Class Matters in Planning for Success

And small wonder that all the interviewed parents were making efforts to ensure that their children would have a competitive chance in these turbu­lent times, often starting very early in childhood. Before turning to the ways in which the goals and aspirations—and actions—of the professional middle class differed from those of the middle — and working-class parents, 1 want to stress this point: every single parent with whom my research assistants and I spoke expressed concern about her or his child’s educational future, and every single parent expressed the hope that her or his child would go on to some form of education after high school (as more than two-thirds of all high school graduates do today).6 In these aspirations parents made no distinction between their daughters and their sons: in this day and age, girls are expected along with boys to receive higher education and to strive for a career.
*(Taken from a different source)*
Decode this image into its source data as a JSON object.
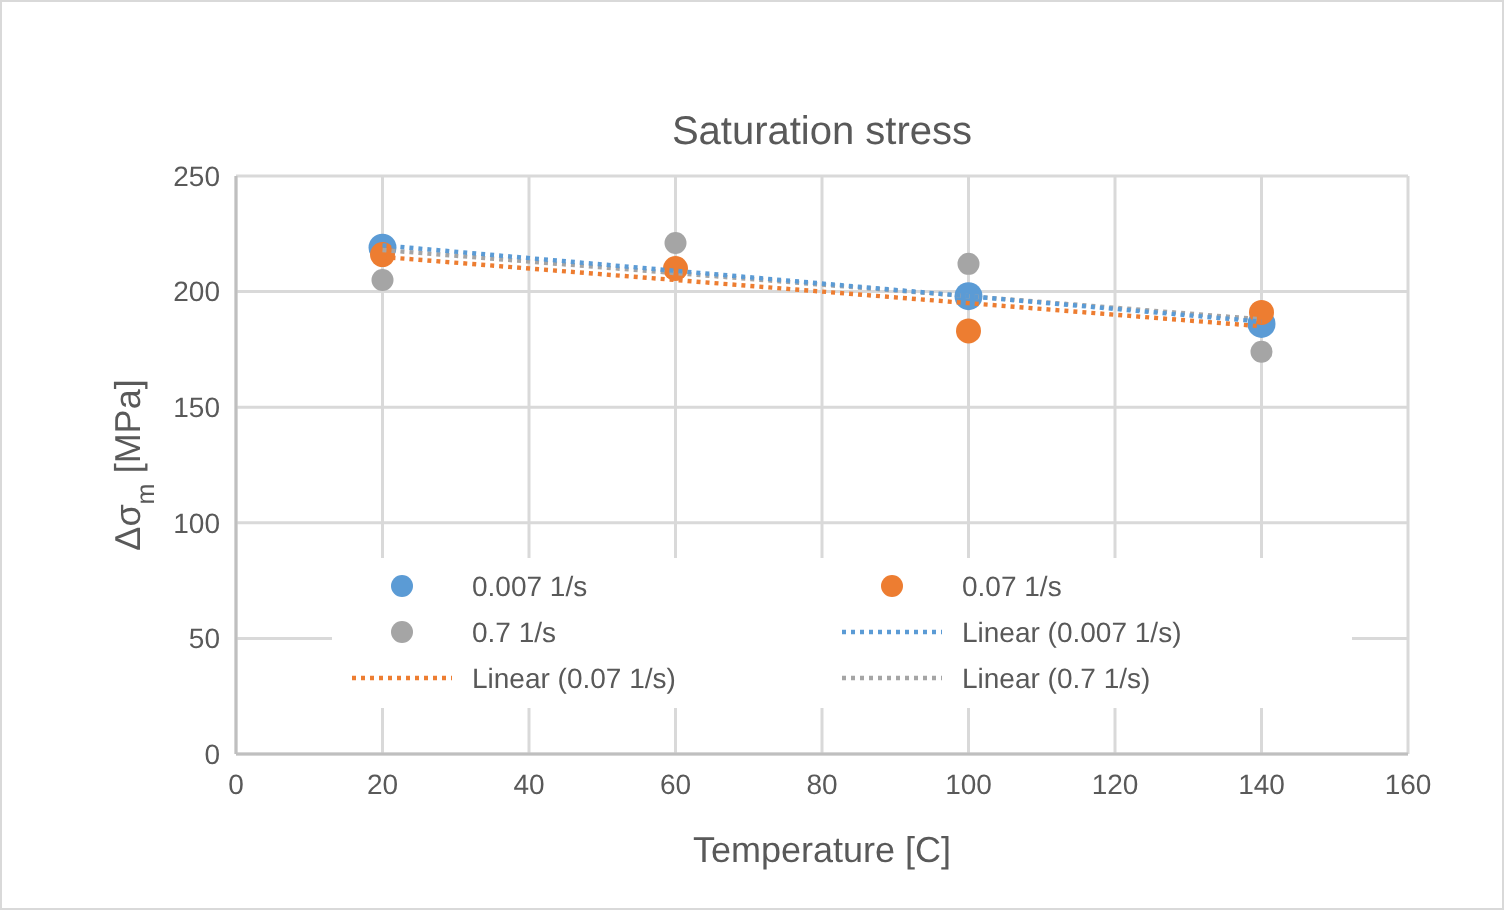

Of course, this is not to deny what decades of substantial research has demonstrated: social class matters in educational experience and educational performance, and this is true not least because wealthy parents have the social, cultural, and economic capital to ensure their children’s success.7 Several pat­terns are especially significant, albeit not necessarily new. For example, it is not only in contemporary times that privileged parents enroll their children in excellent private and public schools.8 Testing for learning disabilities is a more recent development; so too is the nurturing of talents through extensive involvement in extracurricular activities. Even if these patterns have continu­ities with actions taken by privileged parents in the past, they have a height­ened urgency today as they are linked to new anxieties about the future. Moreover, as enacted, these patterns become manifestations of a belief in a child’s boundless potential and of the necessity for control over the details of a child’s daily life to ensure that children do, indeed, reach their poten­tial while beating out the competition. Because these actions make clear that parents hold high expectations for the future (and leave no room for failure), they may well create a pressure cooker out of children’s lives.